Through mistakes! When you will practise something messages will transfer through neurons and when nerves will get fired myelin will grow. So when you keep trying to do something over and over again you are stimulating the production of a thicker membrane. The key aspect here is not just trying to do the thing right once and leave it. To perfect it you will need to make mistakes. If you are repeatedly doing something in the same way without making mistakes you are just using the existing circuits. To make new ones, you try new ways, make mistakes and then fix them. This is what Daniel Coyle calls “deep practice.”

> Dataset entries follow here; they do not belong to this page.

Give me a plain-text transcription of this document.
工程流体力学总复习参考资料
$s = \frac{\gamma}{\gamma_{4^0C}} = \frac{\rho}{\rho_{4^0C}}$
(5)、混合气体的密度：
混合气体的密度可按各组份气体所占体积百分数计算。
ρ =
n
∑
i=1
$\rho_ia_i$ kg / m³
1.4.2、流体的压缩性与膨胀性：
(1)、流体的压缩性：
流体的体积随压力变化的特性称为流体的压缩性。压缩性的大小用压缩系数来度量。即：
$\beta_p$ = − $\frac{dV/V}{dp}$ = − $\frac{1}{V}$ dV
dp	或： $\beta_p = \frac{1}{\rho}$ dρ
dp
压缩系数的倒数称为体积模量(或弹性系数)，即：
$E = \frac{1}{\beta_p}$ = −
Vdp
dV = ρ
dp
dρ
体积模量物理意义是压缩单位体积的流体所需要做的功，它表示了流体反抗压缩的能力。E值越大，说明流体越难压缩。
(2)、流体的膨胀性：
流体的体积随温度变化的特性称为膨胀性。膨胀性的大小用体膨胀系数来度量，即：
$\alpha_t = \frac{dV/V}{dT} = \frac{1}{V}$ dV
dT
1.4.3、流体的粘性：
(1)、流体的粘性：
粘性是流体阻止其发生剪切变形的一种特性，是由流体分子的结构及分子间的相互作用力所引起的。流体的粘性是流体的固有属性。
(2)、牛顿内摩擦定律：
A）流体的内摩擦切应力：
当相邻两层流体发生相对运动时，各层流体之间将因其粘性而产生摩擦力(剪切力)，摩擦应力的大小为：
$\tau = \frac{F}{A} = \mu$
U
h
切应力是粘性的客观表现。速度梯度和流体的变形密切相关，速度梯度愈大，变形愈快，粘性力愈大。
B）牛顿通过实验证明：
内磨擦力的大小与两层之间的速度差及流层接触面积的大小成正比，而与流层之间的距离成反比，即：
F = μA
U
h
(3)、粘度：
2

So keep on practicing whatever you are trying to achieve and make mistakes with an open heart! Practice will lead you to perfection. Take it from the words of Jascha Heifetz: ‘If I don’t practice one day, I know it; two days, the critics know it; three days, the public knows it.’
Practise, Motivation, and Coaching
Practice in ways that promote myelin production. As we already discussed, practice while making mistakes, and do not be afraid of trying new methodologies.
The second is motivation or ignition. To sit steadily and spend hours on one thing requires motivation. You cannot be uninspired and uninterested and still have the ability to practice for hours in the right way. Mistakes are bound to make you frustrated but motivation will keep you going. So know what ignites that spark within you. Why do you want to learn that skill so badly? Who or what is your inspiration.
The third is coaching. Sometimes you will not be enough to keep yourself on track. A coach can help you in keeping both your deep practice and ignition in check. He will help you to access your weaknesses or fallbacks. With the help of these three key ingredients, you will be able to brew skills, talent, and eventually success.
The Talent Code Quotes
“Although talent feels and looks predestined we, in fact, have a good deal of control over what skills we develop, and we have more potential than we might ever presume to guess.” –Daniel Coyle
“To sum up: it’s time to rewrite the maxim that practice makes perfect. The truth is, practice makes myelin, and myelin makes perfect.” –Daniel Coyle
The Talent Code Book; A General Review
The Talent Code is an excellent book for those who are afraid of going through trials to get what they want. It should also be read by coaches and parents so that they encourage others to make mistakes instead of instilling the fear that mistakes mean permanent failure. This book will provide you with the core scientific evidence you need in order to train yourself neurologically to perfection.
To Whom I Would Recommend The Talent Code
- To the sixteen-year-old who is trying to hone and develop athletic skills for college.
- Artists and athletes who have an upcoming event or competition, they are training for.
- And to anyone who believes in ‘nature and nurtures’ moto of success.